2. Walter White (Breaking Bad)

Once a mild-mannered if chronically skint high school chemistry teacher, Walter White’s path to infamy as a cancer-riddled, methamphetamine drug lord is littered with broken windshield glass and bent bumpers. Fans of Breaking Bad will know just how many times Walt has been forced to replace the windscreen of his Pontiac Aztek, which you’d think would at least raise some eyebrows at his insurance company’s offices, if not his premiums too. Over the past four and a half series of the programme we’ve seen Walt cause all manner of vehicular chaos, including deliberately causing a serious car crash to throw his DEA agent brother-in-law off the scent, and ploughing through two drug dealers in a hit-and-run to save his partner Jesse. Try explaining those to an insurer! What’s more, as Walt’s ego and empire expanded, we saw him splash out on a pair of muscle cars for his son and himself. The Chrysler 300 (car insurance group 40!) and Dodge Challenger go for around £33,000 and £29,000 respectively. If I were an insurer, I wouldn’t be rushing to provide cover on these cars for a terminally-ill, unemployed teacher and his teenage son. Car insurance premiums are an assessment of risk – so the more risk you pose in the eyes of the insurer, the more you’ll pay for cover. In the words of Breaking Bad’s long-suffering PI Mike Ehrmantraut, Walt is a ticking timebomb…

1. Homer Simpson (The Simpsons)

Has there ever been a TV character so frequently involved in accidents, brushes with the law and general acts of vehicular stupidity as Homer Simpson? A botched attempt at insurance fraud with Moe Szyslak, frequently driving after far too much Duff beer, falling asleep at the wheel while moonlighting at the Kwik-E-Mart – it’s hard to imagine any insurance company who’d be willing to have Homer on its books. In fact, it’s amazing he’s managed to keep his driving licence for this long. Sure, his pink sedan (saloon) isn’t exactly the most valuable motor, and he’s had it forever. But it’s no doubt easy to break-into given its age, not forgetting the frequency with which Homer loses his keys or leaves it unattended. In fact, insuring the vehicle could be problematic given its mysterious origins – Frank Grimes Jr. once told Homer it was built in Croatia using parts from old Soviet tanks, but Homer himself claims it came from Guatemala.
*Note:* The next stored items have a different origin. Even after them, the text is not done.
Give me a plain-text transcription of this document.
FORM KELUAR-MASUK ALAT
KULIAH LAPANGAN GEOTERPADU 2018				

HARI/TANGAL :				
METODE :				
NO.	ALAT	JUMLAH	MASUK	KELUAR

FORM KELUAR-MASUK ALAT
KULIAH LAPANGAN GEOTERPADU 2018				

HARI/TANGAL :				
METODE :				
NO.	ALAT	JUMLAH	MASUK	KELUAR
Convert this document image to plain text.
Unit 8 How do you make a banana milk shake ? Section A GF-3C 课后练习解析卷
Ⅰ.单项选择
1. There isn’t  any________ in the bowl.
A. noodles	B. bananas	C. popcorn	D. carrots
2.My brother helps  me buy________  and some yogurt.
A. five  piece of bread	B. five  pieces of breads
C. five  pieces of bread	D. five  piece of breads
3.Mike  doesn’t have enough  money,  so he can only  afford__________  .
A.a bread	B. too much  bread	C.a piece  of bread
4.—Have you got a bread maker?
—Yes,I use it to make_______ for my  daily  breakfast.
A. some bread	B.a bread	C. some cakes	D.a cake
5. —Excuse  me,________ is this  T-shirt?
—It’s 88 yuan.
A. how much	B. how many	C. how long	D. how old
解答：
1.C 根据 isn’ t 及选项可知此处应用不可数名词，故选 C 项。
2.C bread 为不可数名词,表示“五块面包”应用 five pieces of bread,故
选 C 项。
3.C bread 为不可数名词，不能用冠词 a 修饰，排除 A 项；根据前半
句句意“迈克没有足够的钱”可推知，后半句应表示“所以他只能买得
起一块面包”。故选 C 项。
Is that thing even road-legal? Homer’s also has a history of trying it on a bit when it comes to insurance claims. In the episode ‘Homer The Heretic’, in which the Simpson family home is burned to the ground, an insurance rep asks Homer to list its destroyed contents. He replies: “Well, the Picasso, my collection of classic cars...” Of course, he could add a more responsible driver like Marge to his policy to bring down what must be an astronomical premium, but we know that she’s had run-ins with the Springfield Police Department in the past for her road rage. And how accident prone is Homer? He barely goes an episode without suffering at least a minor injury, whether it’s through clumsiness, stupidity or negligence. It’s a good job there are companies willing to insure him, because, in his own words: “Insurance is the greatest deal ever. If I get hurt, I get paid. And man do I get hurt!” The Simpsons has run for 24 years so far, and I doubt if Homer has so much as a year’s No Claims Discount. So, for my money he’s TV’s most uninsurable driver.